10.4070/kcj.1997.27.1.78
- Author:
Hyeon Woo KOH
;
Won Hoh KIM
;
Jae Ki KO
- Publication Type:Original Article
- Keywords:
Atrial fibrillation;
Electricial cardioversion;
Transesophageal echocardiography
- MeSH:
Atrial Appendage*;
Atrial Fibrillation*;
Echocardiography, Transesophageal*;
Electric Countershock*;
Heart Atria;
Humans;
Thromboembolism;
Thrombosis
- From:Korean Circulation Journal
1997;27(1):78-85
- CountryRepublic of Korea
- Language:Korean
-
Abstract:
OBJECTIVES: This study evaluates the change of the left atrial appendage function before and after electrical cardioversion to understand the mechanism involved in systemic thromboembolism of atrial fibrillation. BACKGROUND: Systemic thromboembolism associated with electrical cardioversion of atrial fibrillation is thought to originate from the left atrium or left atrial appendage, or both.However, the mechanism involved is poorly understood.

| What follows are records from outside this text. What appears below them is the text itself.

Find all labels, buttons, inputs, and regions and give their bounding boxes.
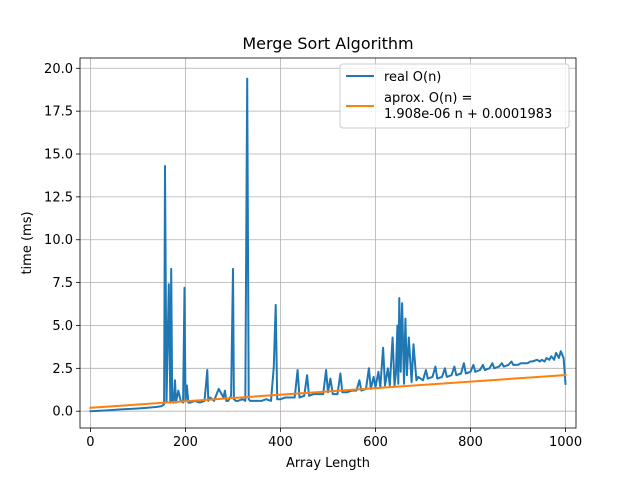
legend-box <box>339 63 570 129</box>
series-layer <box>89 77 567 413</box>
y-tick-label: 5.0 <box>52 319 73 334</box>
legend-label-approx-line1: aprox. O(n) = <box>384 91 472 106</box>
axis-ticks: 0 200 400 600 800 1000 0.0 2.5 5.0 7.5 10.0 12.5 15.… <box>44 62 582 450</box>
legend-label-real: real O(n) <box>384 70 441 85</box>
series-line-approx <box>89 374 567 409</box>
x-tick-label: 1000 <box>549 435 582 450</box>
x-tick-label: 600 <box>363 435 388 450</box>
x-tick-label: 800 <box>458 435 483 450</box>
x-tick-label: 0 <box>86 435 94 450</box>
y-tick-label: 0.0 <box>52 405 73 420</box>
legend: real O(n) aprox. O(n) = 1.908e-06 n + 0.… <box>339 63 570 129</box>
y-tick-label: 15.0 <box>44 148 73 163</box>
legend-label-approx: aprox. O(n) = 1.908e-06 n + 0.0001983 <box>384 91 552 122</box>
x-axis-label: Array Length <box>286 456 370 471</box>
y-tick-label: 20.0 <box>44 62 73 77</box>
y-tick-label: 17.5 <box>44 105 73 120</box>
x-tick-label: 200 <box>173 435 198 450</box>
chart-title: Merge Sort Algorithm <box>242 34 413 53</box>
y-tick-label: 2.5 <box>52 362 73 377</box>
x-tick-label: 400 <box>268 435 293 450</box>
legend-label-approx-line2: 1.908e-06 n + 0.0001983 <box>384 107 552 122</box>
y-tick-label: 7.5 <box>52 276 73 291</box>
y-tick-label: 10.0 <box>44 233 73 248</box>
y-tick-label: 12.5 <box>44 190 73 205</box>
plot-frame <box>79 57 577 429</box>
y-axis-label: time (ms) <box>20 211 35 274</box>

METHOD: We studied left atrial appendage function funcction with transesophageal echocardiography in 15 patients with atrial fibrillation before and after successful electrical cardioversion. We measured left atrial appendage emptying and filling velocities and left atrial appendage areas. Also we analysed the characteristic Dopper flow pattern of LAA. RESULT: Left atrial appendage emptying velocities before cardioversion were greater in patients without(32.0+/-13.2cm/sec) than in those with(21.4+/-7.6cm/sec) spontaneous echo contrast(SEC). Furthermore emptying velocities after cardioversion were significantly reduced group with (21.4+/-7.6 vs 12.2+/-9.6, p<0.05) and the groupwithout(32.0+/-13.2 vs 18.1+/-10.2, p<0.05)SEC. CONCLUSION: After electrical cardioversion for atrial fibrillation left atrial appendage function is impaired. These observations suggest that stunned left atrial appendage after cardioversion may predispose to thrombus formation, which may play a role in the mechanism involved in the occurrence of thromboembolism after cardioversion.